When searching for a new home, the majority of us, well…at least 47% of us1, care very much about price. The price of a new home includes other factors that we care about that add to the listing price. You’ve probably played with at least more than one mortgage calculator to understand your monthly payments (principal + interest). You’ve looked at the expected property taxes for the neighborhood that you’re moving in to, and weigh this with the quality of schools and parks in the area. Maybe you’ve thought about necessary upgrades that would bring the house to your more than reasonable standards, starting with the kitchen and bathrooms. If it’s a condo you have to think about assessments and maybe parking fees. And if you’re REALLY thoughtful, you might even consider driving distances to frequent destinations (work, grocery stores, swimming lessons, etc.) and calculate the gas required to get to all of those places, given current gas prices, this probably SHOULD be a consideration.
There’s probably more than a few additional costs that need to be added to the listing price, but less often than not, energy costs are not among them! Why is this? Perhaps folks don’t think energy costs have that big an impact on the total cost? Perhaps folks don’t know how to consider energy costs within the total cost of a home. Whatever the reason, we are here to tell you that energy costs can have a material impact on the affordability of a home. There are two considerations you should make when determining the energy costs associated with a new home:
1) Energy rates for your area. This may be news to some of you, but we do not all pay the same for energy. In fact, energy rates can differ between homes that are next door to one another. In deregulated markets especially, you have the option to receive your electricity supply from different retail suppliers, who generally offer different rates. You can understand these rates at Power2Switch, while you’re here, or you can find rates for different suppliers or through your state’s Public Utility Commission (PUC). Even within states that are not deregulated, different homes may be serviced by different utilities. Whether it’s a utility cooperative, a municipality-owned utility, or a private utility, there are many flavors of rates one could receive (we talk about all of these concepts in different blog posts).
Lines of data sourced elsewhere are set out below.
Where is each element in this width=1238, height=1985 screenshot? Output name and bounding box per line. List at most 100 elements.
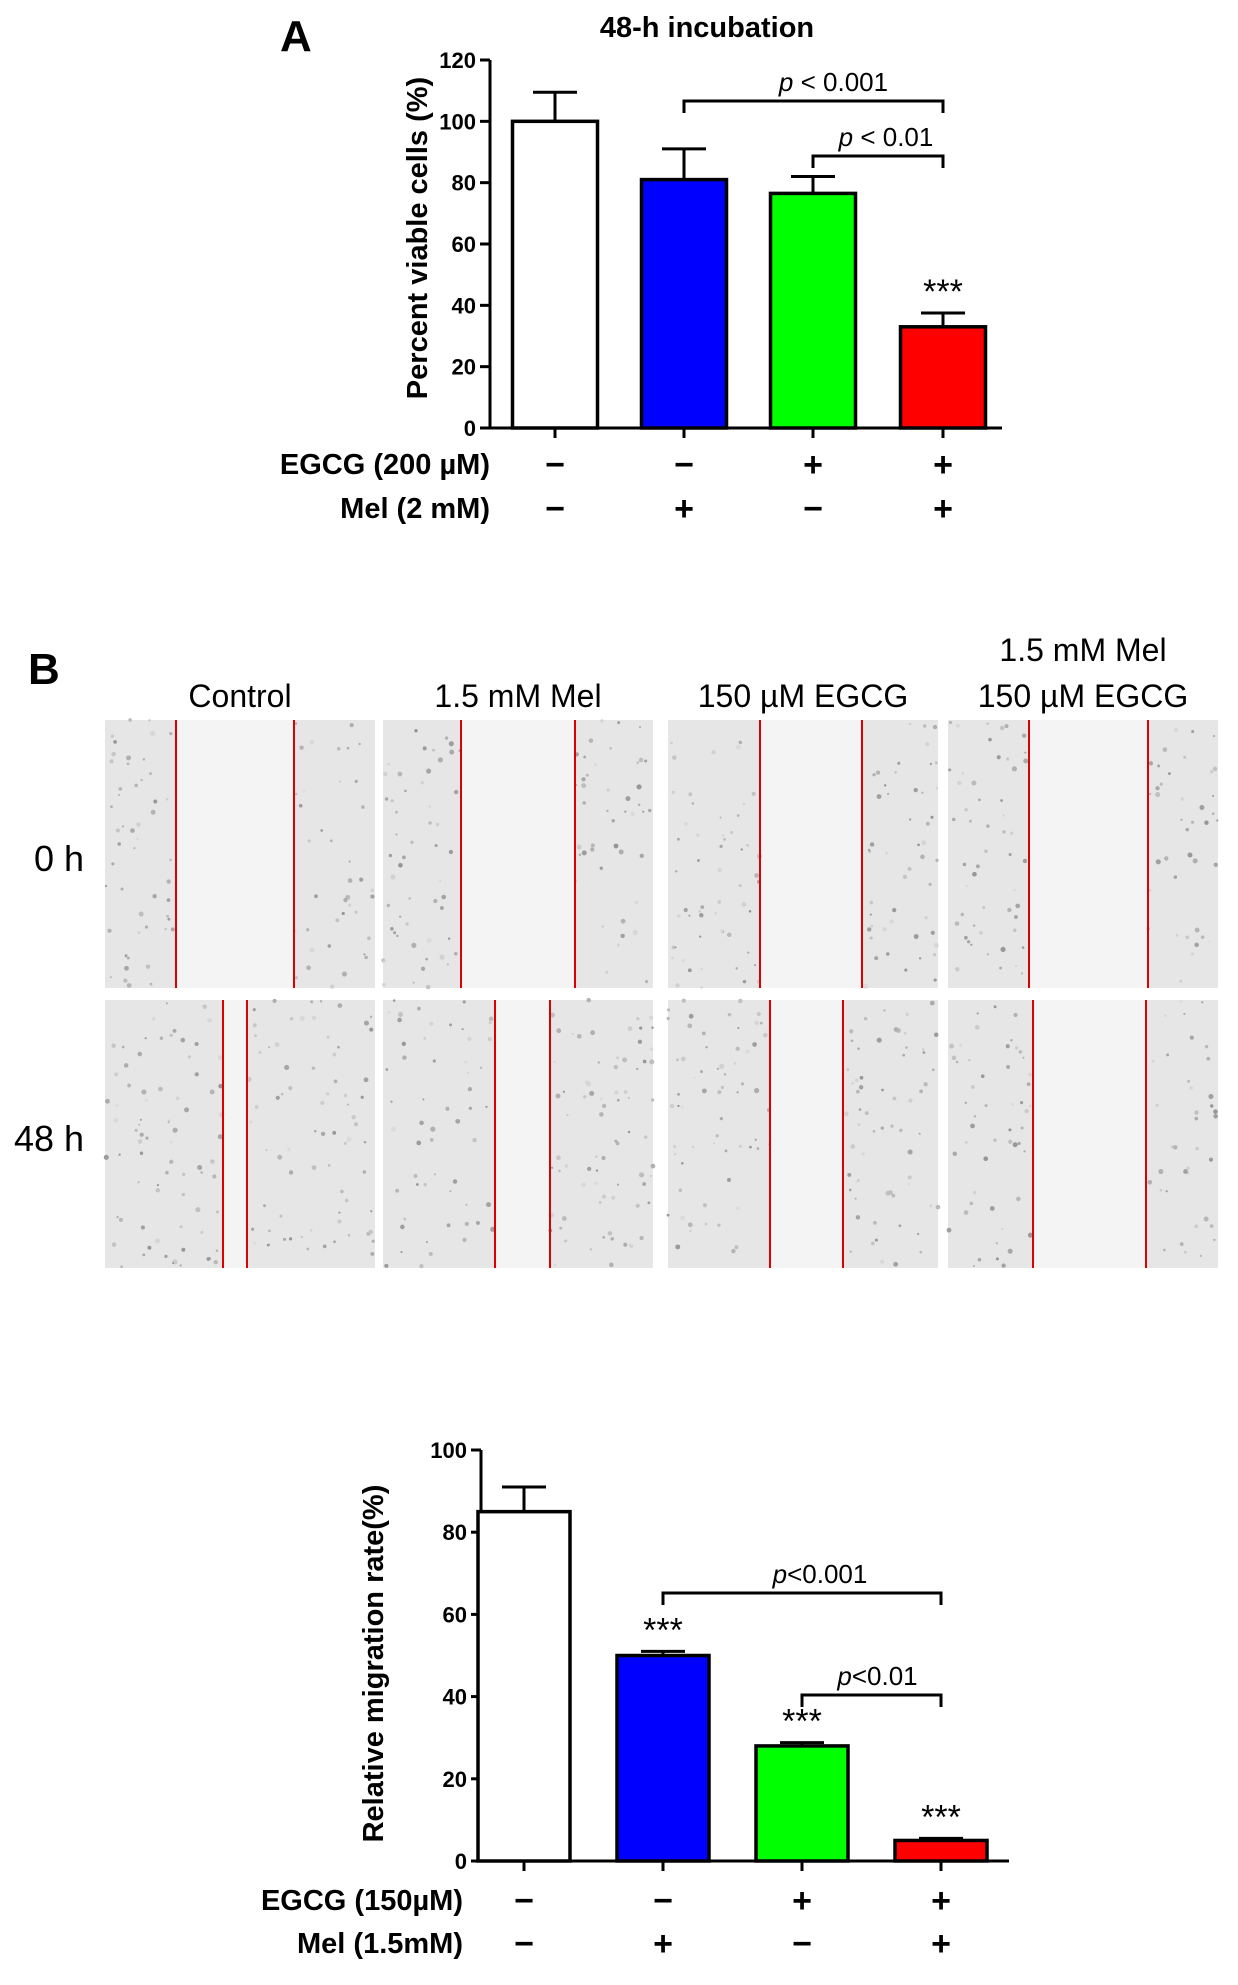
cell-speck [294,792,298,796]
cell-speck [713,1142,716,1145]
cell-speck [999,966,1003,970]
cell-speck [114,1072,119,1077]
cell-speck [677,1093,680,1096]
cell-speck [147,1245,152,1250]
cell-speck [412,981,415,984]
cell-speck [396,934,399,937]
cell-speck [594,1181,598,1185]
cell-speck [1208,940,1211,943]
cell-speck [333,1079,338,1084]
cell-speck [1007,907,1012,913]
cell-speck [919,1089,924,1094]
cell-speck [485,1105,488,1108]
cell-speck [329,839,333,843]
scratch-gap [1033,1000,1146,1268]
cell-speck [130,828,135,833]
cell-speck [167,917,171,921]
cell-speck [623,1090,628,1094]
cell-speck [423,1036,427,1040]
cell-speck [696,833,700,837]
cell-speck [381,958,386,963]
cell-speck [688,914,691,917]
row-label-48h: 48 h [14,1118,85,1159]
cell-speck [446,1223,451,1228]
cell-speck [1163,1248,1166,1252]
micrograph-images [103,718,1219,1269]
cell-speck [984,849,988,854]
cell-speck [110,805,113,809]
cell-speck [874,1238,878,1242]
chart-a-treatment-label: Mel (2 mM) [340,493,490,525]
chart-a-comparison-bracket [811,154,945,168]
cell-speck [616,1098,620,1102]
cell-speck [479,1066,483,1069]
cell-speck [1015,965,1018,968]
cell-speck [362,1170,367,1174]
cell-speck [760,1021,763,1025]
cell-speck [670,741,673,745]
cell-speck [934,761,938,765]
cell-speck [200,1230,204,1234]
cell-speck [197,1164,203,1170]
cell-speck [969,1201,974,1206]
cell-speck [930,930,935,935]
cell-speck [903,1031,907,1035]
cell-speck [354,779,358,783]
cell-speck [1213,862,1218,867]
cell-speck [195,1073,199,1076]
cell-speck [279,1214,283,1218]
chart-a-bar-control [510,119,600,430]
chart-a-y-axis-label: Percent viable cells (%) [402,77,434,399]
cell-speck [918,957,922,960]
cell-speck [870,924,874,928]
cell-speck [636,761,640,765]
cell-speck [892,907,897,913]
cell-speck [330,984,335,989]
cell-speck [735,744,741,750]
column-label-control: Control [188,678,292,714]
cell-speck [126,755,131,761]
cell-speck [467,1087,473,1092]
cell-speck [169,1033,173,1037]
chart-b-y-tick-label: 80 [443,1520,467,1545]
cell-speck [404,789,407,793]
cell-speck [1013,888,1016,892]
cell-speck [155,1188,160,1193]
cell-speck [756,1147,760,1150]
cell-speck [639,1026,643,1030]
cell-speck [1199,804,1205,811]
cell-speck [687,1222,693,1228]
cell-speck [691,1145,695,1149]
cell-speck [397,1011,404,1017]
cell-speck [615,1141,620,1146]
chart-a-p-value-label: p < 0.001 [778,67,888,97]
cell-speck [627,1026,633,1031]
cell-speck [134,783,138,788]
cell-speck [898,1224,902,1228]
cell-speck [742,979,747,984]
cell-speck [346,746,350,750]
cell-speck [179,1264,182,1267]
cell-speck [343,1141,347,1145]
cell-speck [363,1140,367,1144]
cell-speck [957,780,962,786]
cell-speck [275,1095,280,1100]
cell-speck [1206,1056,1211,1061]
cell-speck [681,998,686,1003]
cell-speck [699,935,702,938]
cell-speck [332,1130,337,1135]
cell-speck [978,798,981,802]
cell-speck [688,792,693,797]
cell-speck [254,1034,257,1037]
chart-b-significance-stars: *** [643,1611,683,1649]
cell-speck [876,794,882,799]
cell-speck [867,927,872,932]
cell-speck [118,1217,124,1222]
cell-speck [986,953,989,956]
cell-speck [1189,1086,1193,1090]
cell-speck [740,848,743,851]
cell-speck [152,1017,156,1021]
cell-speck [210,1159,215,1164]
cell-speck [1187,852,1193,858]
cell-speck [700,905,705,910]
2) Energy efficiency of the home. This is a biggie. Folks are quick to talk about how energy efficiency helps the environment, and it does, but it also SAVES YOU MONEY. I repeat: ENERGY EFFICIENCY SAVES YOU MONEY. Think of energy efficiency as getting more energy and paying less for it. If you think about it that way, it’s a no-brainer that it should be something that you care about when buying a home. There are a wide variety of considerations that can be made when determining the energy efficiency of a home. Energy efficiency elements can be very simple like ceiling fans to circulate air in bedrooms and living areas or energy star appliances in the kitchen. They can also include more extensive elements like geothermal HVAC systems and solar panels on the roof. Multiple Listing Services (MLS), a primary resource for home shoppers, have begun adding fields to their database that describe some of these green features. This is a key step toward bringing green attributes to the forefront of shoppers’ consciousness when they’re out looking at homes. Also (little known fact), according to the Institute for Market Transformation, some states and cities have begun passing legislation over the past several years requiring homeowners and/or landlords to disclose energy audit results for their property when selling or renting. As shoppers come to expect this sort of information, owners and landlords will be incentivized to take steps to make their audit reports look as good as possible (big win for the environment!).